A parliamentary paper in 2013 recommended Spain return to GMT bringing it in line with the UK and Portugal. It also suggested that prime time television, which usually starts at around 10.30pm, be brought forward so Spaniards could go to bed earlier. 

Turning back the clocks one hour would, according to Nuria Chinchilla, professor at Spain’s IESE business school, help Spaniards “return to the natural order of our circadian rhythm (our 24-hour physiological cycle) that goes with the sun… and the sun in Greenwich, not Germany”.

“If we don’t (change time zones) we lengthen the day, eat very late and then don’t sleep,” she added.

José Canseco, a professor at EAE Business School and a member of National Commission for Rationalizing Spanish Timetables (ARHOE) argues that the reasons for changing the time zone twice annually are now obsolete.

 “The reasons why the time change was introduced (energy saving, fewer accidents, benefitting agriculture and livestock) are no longer in force: energy efficiency measures save much more energy, developments in infrastructure and advances in car technology prevent accidents (at night) and agriculture and livestock industries have made enough progress to not depend on one more hour of sunlight,” he said.

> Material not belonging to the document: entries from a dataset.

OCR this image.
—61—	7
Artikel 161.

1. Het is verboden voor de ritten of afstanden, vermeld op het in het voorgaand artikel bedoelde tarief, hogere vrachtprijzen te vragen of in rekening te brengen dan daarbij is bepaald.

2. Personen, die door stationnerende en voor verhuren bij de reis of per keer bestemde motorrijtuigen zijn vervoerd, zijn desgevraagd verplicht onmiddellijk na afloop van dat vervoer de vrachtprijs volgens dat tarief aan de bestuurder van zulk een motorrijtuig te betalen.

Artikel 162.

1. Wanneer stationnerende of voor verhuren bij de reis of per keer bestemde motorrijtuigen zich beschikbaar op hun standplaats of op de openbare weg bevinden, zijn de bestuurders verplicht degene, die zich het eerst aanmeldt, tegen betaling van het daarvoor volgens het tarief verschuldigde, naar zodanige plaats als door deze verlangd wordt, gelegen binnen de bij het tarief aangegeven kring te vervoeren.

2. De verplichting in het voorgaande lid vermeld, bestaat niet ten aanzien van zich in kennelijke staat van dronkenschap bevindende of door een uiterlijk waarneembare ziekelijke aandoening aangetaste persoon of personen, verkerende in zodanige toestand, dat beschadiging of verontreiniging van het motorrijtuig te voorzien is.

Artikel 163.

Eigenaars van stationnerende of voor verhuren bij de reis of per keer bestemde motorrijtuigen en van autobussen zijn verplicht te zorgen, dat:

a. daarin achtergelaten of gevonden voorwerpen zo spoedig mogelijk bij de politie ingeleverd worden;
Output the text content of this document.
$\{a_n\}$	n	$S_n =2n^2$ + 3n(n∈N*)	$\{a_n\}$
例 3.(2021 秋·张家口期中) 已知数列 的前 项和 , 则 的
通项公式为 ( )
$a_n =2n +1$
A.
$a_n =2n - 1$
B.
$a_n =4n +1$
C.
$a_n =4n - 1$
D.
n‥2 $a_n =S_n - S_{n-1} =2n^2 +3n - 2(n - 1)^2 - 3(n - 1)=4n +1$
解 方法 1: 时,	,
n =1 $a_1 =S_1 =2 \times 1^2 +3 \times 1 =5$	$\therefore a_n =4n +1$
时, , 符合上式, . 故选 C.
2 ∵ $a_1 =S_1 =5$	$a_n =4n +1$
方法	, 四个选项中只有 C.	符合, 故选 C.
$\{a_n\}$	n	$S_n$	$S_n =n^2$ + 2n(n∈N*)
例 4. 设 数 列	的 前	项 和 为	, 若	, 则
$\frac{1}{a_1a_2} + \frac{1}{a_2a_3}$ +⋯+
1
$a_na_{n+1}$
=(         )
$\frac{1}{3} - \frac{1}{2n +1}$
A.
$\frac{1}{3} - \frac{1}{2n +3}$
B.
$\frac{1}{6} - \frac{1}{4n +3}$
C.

“In contrast, the impact of changing the time in some population groups – children, the elderly, pregnant women, or people with chronic diseases or pregnant women – is very high.

“On average, a person takes 4 days to adjust to the new schedule, but these groups can take up to two weeks to adjust.”

Photo: Justyna Rawińska / Flickr

Some opposition

Not everyone, however is in favour of putting the clocks back an hour. Not even just for winter.

The Balearic Islands want to introduce a measure that will see time stand still across the archipelago, or at least will see the islands keep summertime when the rest of Spain turns the clocks.

MPs from all parties in the Balearic parliament support the initiative that argues that the hour change is bad for islands that depend so much on daylight.

Given their easterly location, the sun sets over the islands of Mallorca, Menorca, Ibiza and Formentera almost an hour earlier than in the westernmost parts of Spain’s peninsula.

READ MORE: Balearic Islands choose to keep summertime forever

Keeping summertime, they argue, could also bring an economic boost, bringing more tourism during the winter months and keeping down electricity bills.

The Canary Islands, which get their own mention on the hour on every radio station, have also rejected any permanent time zone change for Spain arguing that it “in no case” wants to have the same time zone as the mainland.

Spain is yet to decide

In the wake of the EU decision, Spain approved the creation of a commission of experts to study the consequences of scrapping the hour change and settlling permanently on either Summer or Winter time.

A group of 14 experts are preparing reports on how Spaniards could be adversly affected, especially those in the most vulnerable population groups. They are also tasked with looking at how the different schedules influence social, environmental and economic sustainability.